Le procès de l’une des plus vastes affaires de criminalité environnementale en Suède s’est conclu avec des réquisitions de peines de prison ferme contre les anciens dirigeants de Think Pink. L’entreprise est soupçonnée d’avoir stocké ou abandonné illégalement des déchets industriels sur 21 sites du pays, sans procéder à leur traitement comme prévu dans les contrats avec ses clients.
Une activité centrée sur la collecte de déchets non triés
Think Pink proposait des services de recyclage à des clients variés, notamment des municipalités, des copropriétés et des entreprises du BTP. L’offre couvrait le traitement de matériaux aussi divers que les déchets de construction, équipements électroniques, jouets, plastiques ou pneus. Cependant, selon les éléments de l’accusation, aucun tri n’aurait été effectué, les déchets ayant été entreposés à l’air libre, parfois à proximité de zones naturelles protégées.

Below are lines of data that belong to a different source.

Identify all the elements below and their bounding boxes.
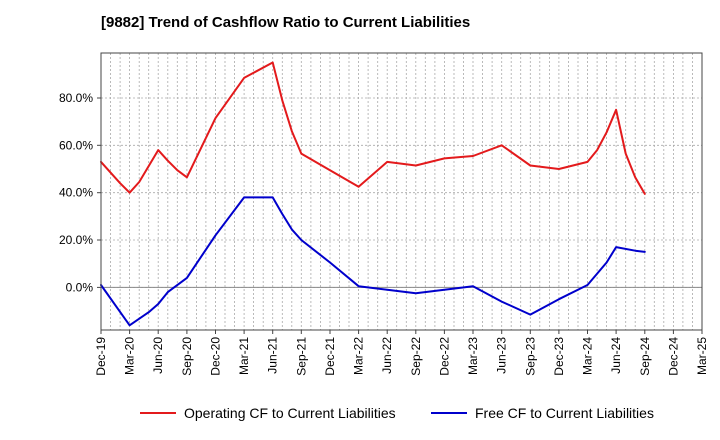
x-tick-label: Sep-23 [523,337,537,376]
plot-frame [100,52,703,331]
x-tick-label: Jun-20 [151,337,165,374]
x-tick-label: Dec-21 [323,337,337,376]
x-tick-label: Mar-22 [352,337,366,375]
legend-label-operating-cf: Operating CF to Current Liabilities [184,405,396,421]
x-tick-label: Dec-22 [437,337,451,376]
series-line-operating-cf [100,61,646,195]
x-tick-label: Sep-22 [409,337,423,376]
x-tick-label: Dec-23 [552,337,566,376]
y-axis-ticks: 0.0% 20.0% 40.0% 60.0% 80.0% [59,91,101,294]
chart-title: [9882] Trend of Cashflow Ratio to Curren… [101,14,471,31]
y-tick-label: 60.0% [59,138,93,152]
x-tick-label: Dec-20 [209,337,223,376]
x-tick-label: Sep-20 [180,337,194,376]
x-tick-label: Jun-21 [266,337,280,374]
x-tick-label: Jun-22 [380,337,394,374]
x-tick-label: Sep-24 [638,337,652,376]
x-axis-ticks: Dec-19 Mar-20 Jun-20 Sep-20 Dec-20 Mar-21 Jun-… [94,330,709,376]
x-tick-label: Jun-24 [609,337,623,374]
x-tick-label: Mar-20 [123,337,137,375]
y-tick-label: 20.0% [59,233,93,247]
legend-item-free-cf: Free CF to Current Liabilities [431,405,654,421]
x-tick-label: Dec-19 [94,337,108,376]
x-tick-label: Sep-21 [294,337,308,376]
legend: Operating CF to Current Liabilities Free… [0,405,720,427]
legend-item-operating-cf: Operating CF to Current Liabilities [140,405,396,421]
x-tick-label: Mar-23 [466,337,480,375]
x-tick-label: Mar-24 [581,337,595,375]
grid-lines [100,53,703,330]
legend-label-free-cf: Free CF to Current Liabilities [475,405,654,421]
x-tick-label: Dec-24 [666,337,680,376]
legend-swatch-operating-cf [140,412,176,414]
x-tick-label: Mar-25 [695,337,709,375]
series-line-free-cf [100,196,646,327]
legend-swatch-free-cf [431,412,467,414]
series-lines [100,61,646,327]
y-tick-label: 0.0% [66,280,94,294]
y-tick-label: 40.0% [59,186,93,200]
y-tick-label: 80.0% [59,91,93,105]
x-tick-label: Mar-21 [237,337,251,375]
x-tick-label: Jun-23 [495,337,509,374]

Le parquet affirme que cette stratégie aurait permis à l’entreprise de réaliser d’importantes économies, en évitant les coûts liés à la décontamination ou au recyclage réglementaire. Le procureur Anders Gustafsson a estimé que « l’objectif était purement financier », rappelant qu’un traitement conforme à la loi aurait fortement réduit les marges du groupe.

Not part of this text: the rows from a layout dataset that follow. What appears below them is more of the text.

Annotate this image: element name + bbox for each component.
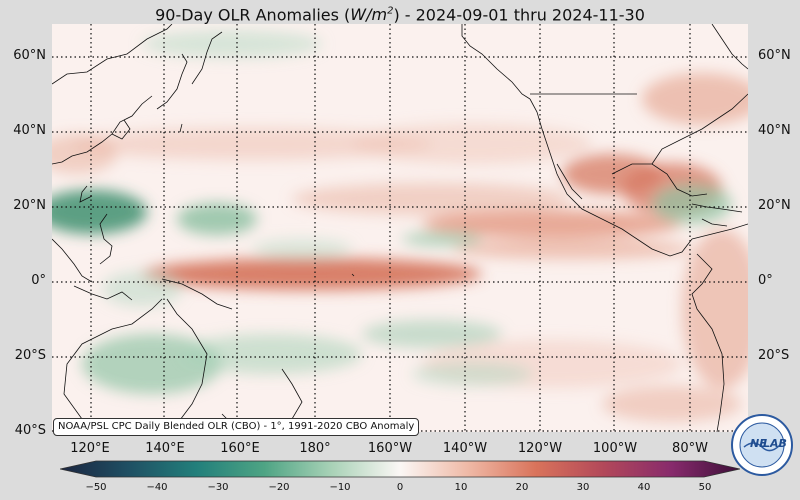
lat-label-left: 20°N xyxy=(13,198,46,213)
lat-label-left: 40°N xyxy=(13,123,46,138)
colorbar-tick: −30 xyxy=(207,482,229,493)
lon-label: 140°E xyxy=(145,441,185,456)
colorbar-tick: −10 xyxy=(329,482,351,493)
lon-label: 100°W xyxy=(592,441,638,456)
lon-label: 80°W xyxy=(672,441,708,456)
lat-label-right: 40°N xyxy=(758,123,791,138)
colorbar-tick: 20 xyxy=(515,482,529,493)
coastlines xyxy=(52,24,748,432)
colorbar-tick: 30 xyxy=(576,482,590,493)
colorbar-tick: −20 xyxy=(268,482,290,493)
colorbar-tick: −50 xyxy=(85,482,107,493)
lat-label-right: 20°S xyxy=(758,348,790,363)
lon-label: 180° xyxy=(299,441,331,456)
colorbar-tick: −40 xyxy=(146,482,168,493)
olr-anomaly-map xyxy=(52,24,748,432)
lon-label: 140°W xyxy=(442,441,488,456)
colorbar-tick: 40 xyxy=(637,482,651,493)
title-prefix: 90-Day OLR Anomalies ( xyxy=(155,5,351,25)
lat-label-left: 0° xyxy=(31,273,46,288)
noaa-lab-logo: NE LAB xyxy=(731,414,793,476)
logo-text-b: LAB xyxy=(763,437,787,450)
title-unit: W/m2 xyxy=(350,5,394,25)
lon-label: 120°E xyxy=(70,441,110,456)
colorbar-tick: 10 xyxy=(454,482,468,493)
lon-label: 120°W xyxy=(517,441,563,456)
colorbar-tick: 0 xyxy=(396,482,404,493)
lat-label-right: 0° xyxy=(758,273,773,288)
lat-label-left: 40°S xyxy=(14,423,46,438)
lat-label-left: 20°S xyxy=(14,348,46,363)
anomaly-field xyxy=(52,30,748,422)
lat-label-left: 60°N xyxy=(13,48,46,63)
map-title: 90-Day OLR Anomalies (W/m2) - 2024-09-01… xyxy=(0,0,800,24)
lon-label: 160°E xyxy=(220,441,260,456)
data-source-credit: NOAA/PSL CPC Daily Blended OLR (CBO) - 1… xyxy=(53,418,420,436)
colorbar-tick: 50 xyxy=(698,482,712,493)
lat-label-right: 20°N xyxy=(758,198,791,213)
colorbar xyxy=(60,460,740,478)
lat-label-right: 60°N xyxy=(758,48,791,63)
lon-label: 160°W xyxy=(367,441,413,456)
logo-text-a: NE xyxy=(750,437,767,450)
title-suffix: ) - 2024-09-01 thru 2024-11-30 xyxy=(393,5,645,25)
graticule xyxy=(52,24,748,432)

Cinq accusés et plus de 45 000 pages de preuves
Cinq personnes sont visées dans ce dossier, dont Bella Nilsson, ancienne dirigeante de Think Pink, aujourd’hui connue sous le nom de Fariba Vancor. Surnommée par la presse « la reine des ordures », elle a rejeté toute responsabilité, déclarant à la barre : « Nous avons tout fait correctement, légalement. » Le ministère public a également requis six ans de prison contre son ex-mari Thomas Nilsson, cofondateur de l’entreprise, ainsi que Leif-Ivan Karlsson, entrepreneur médiatisé ayant dirigé brièvement Think Pink.
Deux autres partenaires, le courtier Robert Silversten et l’organisateur logistique Tobias Gustafsson, encourent la même peine. Tous ont nié les faits. Le procès, ouvert en septembre 2024 après une enquête de plusieurs années, s’appuie sur un dossier de plus de 45 000 pages.
Des impacts environnementaux chiffrés et contestés
Parmi les substances identifiées sur les sites figurent du plomb, du mercure, de l’arsenic, ainsi que des polychlorobiphényles (PCB), des produits classés comme polluants persistants. L’accusation a évoqué des risques graves pour la santé humaine, animale et végétale, sans pour autant fournir d’évaluation chiffrée indépendante de l’impact sanitaire.
Plusieurs communes affectées réclament des réparations financières. Le conseil municipal de Botkyrka, situé au sud de Stockholm, a réclamé des compensations pour la gestion de deux incendies spontanés survenus en 2020 et 2021 sur des sites de stockage illégal. Les feux ont duré plusieurs mois et ont nécessité des opérations de décontamination à proximité de réserves naturelles.
Une facture estimée à 260 millions de couronnes
Les demandes d’indemnisation s’élèvent à 260 millions de couronnes suédoises (23 millions d’euros, $24.7mn), essentiellement pour couvrir les frais de nettoyage et de remise en état des sols. La décision finale du tribunal est attendue pour le 17 juin. Aucune information n’a été donnée concernant d’éventuelles poursuites contre les clients de Think Pink ayant sous-traité la gestion de leurs déchets.